Namun bagi 90 anak-anak usia sekolah tingkat SD dan SMP,
tempat itu menjadi lokasi satu-satunya bagi mereka untuk menimba ilmu di tengah
kawasan perkebunan sawit. Sebagian di antara mereka harus menempuh perjalanan
20 km dari tempat tinggal menuju sekolah ini.
"Yang unik di sini ketika anak-anak itu mulai dari
peringkat kosong, lalu diajari sampai mereka mengenal huruf, bisa menulis, bisa
membaca sampai kita bisa menaikkan mereka ke kelas yang sesuai dengan umur
mereka," kata Nurjanita.
Nurjanita adalah salah seorang pendiri CLC 3 (community
learning centre) atau pusat kegiatan belajar masyarakat di perkebunan kelapa
sawit Lumadan, Beaufort, Negara Bagian Sabah, Malaysia.
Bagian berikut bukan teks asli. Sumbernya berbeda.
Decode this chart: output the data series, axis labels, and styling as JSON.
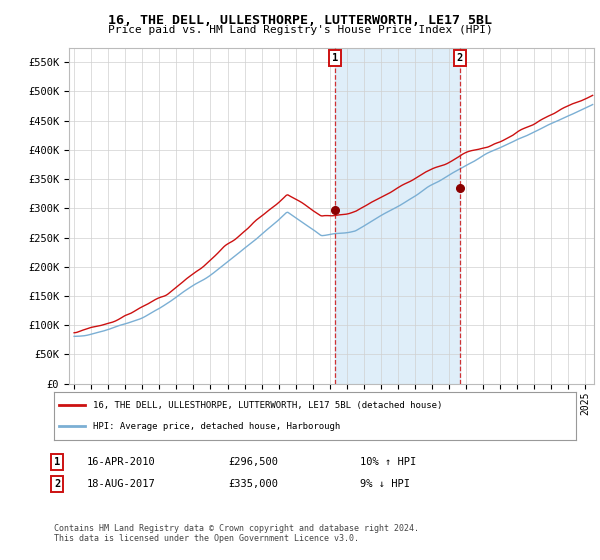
{
  "title": "16, THE DELL, ULLESTHORPE, LUTTERWORTH, LE17 5BL",
  "subtitle": "Price paid vs. HM Land Registry's House Price Index (HPI)",
  "ylabel_ticks": [
    "£0",
    "£50K",
    "£100K",
    "£150K",
    "£200K",
    "£250K",
    "£300K",
    "£350K",
    "£400K",
    "£450K",
    "£500K",
    "£550K"
  ],
  "ytick_values": [
    0,
    50000,
    100000,
    150000,
    200000,
    250000,
    300000,
    350000,
    400000,
    450000,
    500000,
    550000
  ],
  "ylim": [
    0,
    575000
  ],
  "xlim_start": 1994.7,
  "xlim_end": 2025.5,
  "hpi_color": "#7bafd4",
  "hpi_fill_color": "#ddeeff",
  "price_color": "#cc1111",
  "marker1_x": 2010.29,
  "marker1_y": 296500,
  "marker2_x": 2017.63,
  "marker2_y": 335000,
  "shade_color": "#d8eaf8",
  "legend_line1": "16, THE DELL, ULLESTHORPE, LUTTERWORTH, LE17 5BL (detached house)",
  "legend_line2": "HPI: Average price, detached house, Harborough",
  "note1_date": "16-APR-2010",
  "note1_price": "£296,500",
  "note1_hpi": "10% ↑ HPI",
  "note2_date": "18-AUG-2017",
  "note2_price": "£335,000",
  "note2_hpi": "9% ↓ HPI",
  "copyright": "Contains HM Land Registry data © Crown copyright and database right 2024.\nThis data is licensed under the Open Government Licence v3.0.",
  "background_color": "#ffffff",
  "grid_color": "#d0d0d0"
}
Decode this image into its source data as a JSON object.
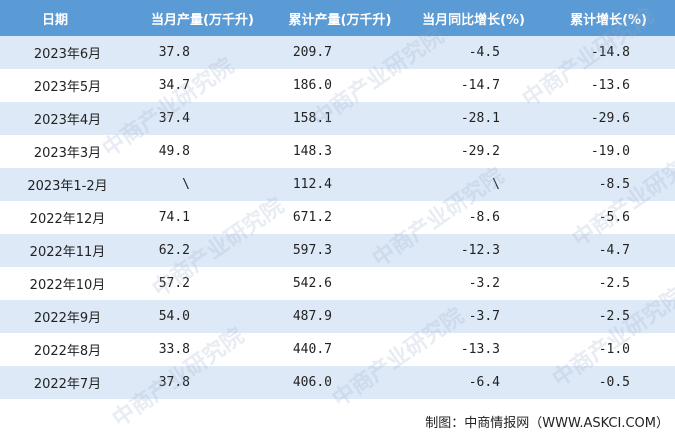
{
  "table": {
    "header": [
      "日期",
      "当月产量(万千升)",
      "累计产量(万千升)",
      "当月同比增长(%)",
      "累计增长(%)"
    ],
    "rows": [
      [
        "2023年6月",
        "37.8",
        "209.7",
        "-4.5",
        "-14.8"
      ],
      [
        "2023年5月",
        "34.7",
        "186.0",
        "-14.7",
        "-13.6"
      ],
      [
        "2023年4月",
        "37.4",
        "158.1",
        "-28.1",
        "-29.6"
      ],
      [
        "2023年3月",
        "49.8",
        "148.3",
        "-29.2",
        "-19.0"
      ],
      [
        "2023年1-2月",
        "\\",
        "112.4",
        "\\",
        "-8.5"
      ],
      [
        "2022年12月",
        "74.1",
        "671.2",
        "-8.6",
        "-5.6"
      ],
      [
        "2022年11月",
        "62.2",
        "597.3",
        "-12.3",
        "-4.7"
      ],
      [
        "2022年10月",
        "57.2",
        "542.6",
        "-3.2",
        "-2.5"
      ],
      [
        "2022年9月",
        "54.0",
        "487.9",
        "-3.7",
        "-2.5"
      ],
      [
        "2022年8月",
        "33.8",
        "440.7",
        "-13.3",
        "-1.0"
      ],
      [
        "2022年7月",
        "37.8",
        "406.0",
        "-6.4",
        "-0.5"
      ]
    ]
  },
  "watermark": "中商产业研究院",
  "footer": "制图：中商情报网（WWW.ASKCI.COM）"
}
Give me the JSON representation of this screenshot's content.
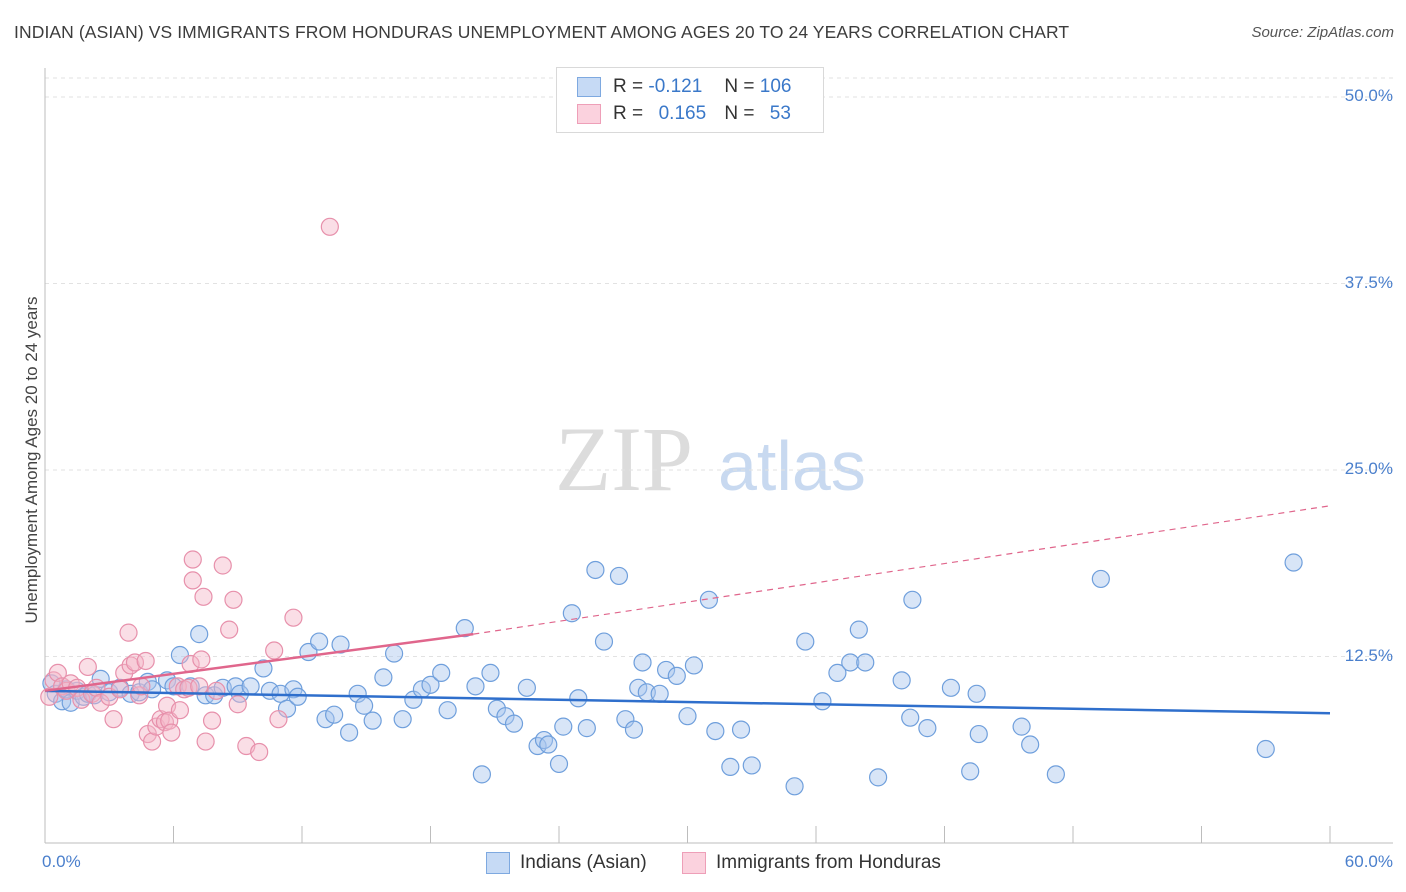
{
  "title": "INDIAN (ASIAN) VS IMMIGRANTS FROM HONDURAS UNEMPLOYMENT AMONG AGES 20 TO 24 YEARS CORRELATION CHART",
  "source": "Source: ZipAtlas.com",
  "watermark": {
    "zip": "ZIP",
    "atlas": "atlas"
  },
  "legend_top": {
    "rows": [
      {
        "r_label": "R = ",
        "r_value": "-0.121",
        "n_label": "N = ",
        "n_value": "106",
        "color": "#a8c6ee"
      },
      {
        "r_label": "R = ",
        "r_value": "0.165",
        "n_label": "N = ",
        "n_value": "53",
        "color": "#f5b6c8"
      }
    ]
  },
  "legend_bottom": [
    {
      "label": "Indians (Asian)",
      "color": "#a8c6ee"
    },
    {
      "label": "Immigrants from Honduras",
      "color": "#f5b6c8"
    }
  ],
  "chart_data": {
    "type": "scatter",
    "title": "INDIAN (ASIAN) VS IMMIGRANTS FROM HONDURAS UNEMPLOYMENT AMONG AGES 20 TO 24 YEARS CORRELATION CHART",
    "xlabel": "",
    "ylabel": "Unemployment Among Ages 20 to 24 years",
    "xlim": [
      0,
      60
    ],
    "ylim": [
      0,
      50
    ],
    "x_tick_labels": {
      "min": "0.0%",
      "max": "60.0%"
    },
    "y_ticks": [
      {
        "value": 12.5,
        "label": "12.5%"
      },
      {
        "value": 25,
        "label": "25.0%"
      },
      {
        "value": 37.5,
        "label": "37.5%"
      },
      {
        "value": 50,
        "label": "50.0%"
      }
    ],
    "grid": true,
    "series": [
      {
        "name": "Indians (Asian)",
        "color": "#a8c6ee",
        "stroke": "#6f9fdc",
        "trend": {
          "x": [
            0,
            60
          ],
          "y": [
            10.2,
            8.7
          ],
          "color": "#2f6fcc",
          "dashed_from": null
        },
        "points": [
          [
            0.3,
            10.7
          ],
          [
            0.5,
            10.0
          ],
          [
            0.8,
            9.5
          ],
          [
            1.0,
            10.3
          ],
          [
            1.2,
            9.4
          ],
          [
            1.5,
            10.2
          ],
          [
            1.8,
            9.8
          ],
          [
            2.0,
            10.0
          ],
          [
            2.3,
            9.9
          ],
          [
            2.6,
            11.0
          ],
          [
            3.0,
            10.1
          ],
          [
            3.5,
            10.4
          ],
          [
            4.0,
            10.0
          ],
          [
            4.4,
            10.1
          ],
          [
            4.8,
            10.8
          ],
          [
            5.0,
            10.3
          ],
          [
            5.7,
            10.9
          ],
          [
            6.0,
            10.5
          ],
          [
            6.3,
            12.6
          ],
          [
            6.8,
            10.5
          ],
          [
            7.2,
            14.0
          ],
          [
            7.5,
            9.9
          ],
          [
            7.9,
            9.9
          ],
          [
            8.3,
            10.4
          ],
          [
            8.9,
            10.5
          ],
          [
            9.1,
            10.0
          ],
          [
            9.6,
            10.5
          ],
          [
            10.2,
            11.7
          ],
          [
            10.5,
            10.2
          ],
          [
            11.0,
            10.0
          ],
          [
            11.3,
            9.0
          ],
          [
            11.6,
            10.3
          ],
          [
            11.8,
            9.8
          ],
          [
            12.3,
            12.8
          ],
          [
            12.8,
            13.5
          ],
          [
            13.1,
            8.3
          ],
          [
            13.5,
            8.6
          ],
          [
            13.8,
            13.3
          ],
          [
            14.2,
            7.4
          ],
          [
            14.6,
            10.0
          ],
          [
            14.9,
            9.2
          ],
          [
            15.3,
            8.2
          ],
          [
            15.8,
            11.1
          ],
          [
            16.3,
            12.7
          ],
          [
            16.7,
            8.3
          ],
          [
            17.2,
            9.6
          ],
          [
            17.6,
            10.3
          ],
          [
            18.0,
            10.6
          ],
          [
            18.5,
            11.4
          ],
          [
            18.8,
            8.9
          ],
          [
            19.6,
            14.4
          ],
          [
            20.1,
            10.5
          ],
          [
            20.4,
            4.6
          ],
          [
            20.8,
            11.4
          ],
          [
            21.1,
            9.0
          ],
          [
            21.5,
            8.5
          ],
          [
            21.9,
            8.0
          ],
          [
            22.5,
            10.4
          ],
          [
            23.0,
            6.5
          ],
          [
            23.3,
            6.9
          ],
          [
            23.5,
            6.6
          ],
          [
            24.0,
            5.3
          ],
          [
            24.2,
            7.8
          ],
          [
            24.6,
            15.4
          ],
          [
            24.9,
            9.7
          ],
          [
            25.3,
            7.7
          ],
          [
            25.7,
            18.3
          ],
          [
            26.1,
            13.5
          ],
          [
            26.8,
            17.9
          ],
          [
            27.1,
            8.3
          ],
          [
            27.5,
            7.6
          ],
          [
            27.7,
            10.4
          ],
          [
            27.9,
            12.1
          ],
          [
            28.1,
            10.1
          ],
          [
            28.7,
            10.0
          ],
          [
            29.0,
            11.6
          ],
          [
            29.5,
            11.2
          ],
          [
            30.0,
            8.5
          ],
          [
            30.3,
            11.9
          ],
          [
            31.0,
            16.3
          ],
          [
            31.3,
            7.5
          ],
          [
            32.0,
            5.1
          ],
          [
            32.5,
            7.6
          ],
          [
            33.0,
            5.2
          ],
          [
            35.0,
            3.8
          ],
          [
            35.5,
            13.5
          ],
          [
            36.3,
            9.5
          ],
          [
            37.0,
            11.4
          ],
          [
            37.6,
            12.1
          ],
          [
            38.0,
            14.3
          ],
          [
            38.3,
            12.1
          ],
          [
            38.9,
            4.4
          ],
          [
            40.0,
            10.9
          ],
          [
            40.4,
            8.4
          ],
          [
            40.5,
            16.3
          ],
          [
            41.2,
            7.7
          ],
          [
            42.3,
            10.4
          ],
          [
            43.2,
            4.8
          ],
          [
            43.5,
            10.0
          ],
          [
            43.6,
            7.3
          ],
          [
            45.6,
            7.8
          ],
          [
            46.0,
            6.6
          ],
          [
            47.2,
            4.6
          ],
          [
            49.3,
            17.7
          ],
          [
            57.0,
            6.3
          ],
          [
            58.3,
            18.8
          ]
        ]
      },
      {
        "name": "Immigrants from Honduras",
        "color": "#f5b6c8",
        "stroke": "#e790ab",
        "trend": {
          "x": [
            0,
            20
          ],
          "y": [
            10.2,
            14.0
          ],
          "color": "#e0668c",
          "dashed_from": 20,
          "dashed_to": {
            "x": 60,
            "y": 22.6
          }
        },
        "points": [
          [
            0.2,
            9.8
          ],
          [
            0.4,
            10.9
          ],
          [
            0.6,
            11.4
          ],
          [
            0.8,
            10.5
          ],
          [
            1.0,
            10.2
          ],
          [
            1.2,
            10.7
          ],
          [
            1.5,
            10.4
          ],
          [
            1.7,
            9.6
          ],
          [
            2.0,
            11.8
          ],
          [
            2.2,
            10.0
          ],
          [
            2.4,
            10.4
          ],
          [
            2.6,
            9.4
          ],
          [
            3.0,
            9.8
          ],
          [
            3.2,
            8.3
          ],
          [
            3.5,
            10.3
          ],
          [
            3.7,
            11.4
          ],
          [
            3.9,
            14.1
          ],
          [
            4.0,
            11.9
          ],
          [
            4.2,
            12.1
          ],
          [
            4.4,
            9.9
          ],
          [
            4.5,
            10.5
          ],
          [
            4.7,
            12.2
          ],
          [
            4.8,
            7.3
          ],
          [
            5.0,
            6.8
          ],
          [
            5.2,
            7.8
          ],
          [
            5.4,
            8.3
          ],
          [
            5.6,
            8.1
          ],
          [
            5.7,
            9.2
          ],
          [
            5.8,
            8.2
          ],
          [
            5.9,
            7.4
          ],
          [
            6.2,
            10.5
          ],
          [
            6.3,
            8.9
          ],
          [
            6.5,
            10.3
          ],
          [
            6.7,
            10.4
          ],
          [
            6.8,
            12.0
          ],
          [
            6.9,
            17.6
          ],
          [
            6.9,
            19.0
          ],
          [
            7.2,
            10.5
          ],
          [
            7.3,
            12.3
          ],
          [
            7.4,
            16.5
          ],
          [
            7.5,
            6.8
          ],
          [
            7.8,
            8.2
          ],
          [
            8.0,
            10.2
          ],
          [
            8.3,
            18.6
          ],
          [
            8.6,
            14.3
          ],
          [
            8.8,
            16.3
          ],
          [
            9.0,
            9.3
          ],
          [
            9.4,
            6.5
          ],
          [
            10.0,
            6.1
          ],
          [
            10.7,
            12.9
          ],
          [
            10.9,
            8.3
          ],
          [
            11.6,
            15.1
          ],
          [
            13.3,
            41.3
          ]
        ]
      }
    ]
  }
}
Sekolah yang dikelola Nurjanita dibuka pada tanggal 1
Desember tahun 2009. Awalnya, 64 murid mengikuti kegiatan di sini.
Guru mantan TKI gelap
Mereka adalah anak-anak tenaga kerja Indonesia atau kerap
dikenal dengan istilah pekerja migran. Orang tua mereka, baik ayah maupun ibu,
mencari nafkah dengan mengurus perkebunan kelapa sawit milik perusahaan
setempat.
Nurjanita Tappa, 45, sendiri awalnya tidak mengantongi
ijazah guru. Dia adalah mantan TKI ilegal selama sekitar enam tahun, termasuk
sebagai pekerja di pabrik tripleks, dua profesi yang tidak berkorelasi.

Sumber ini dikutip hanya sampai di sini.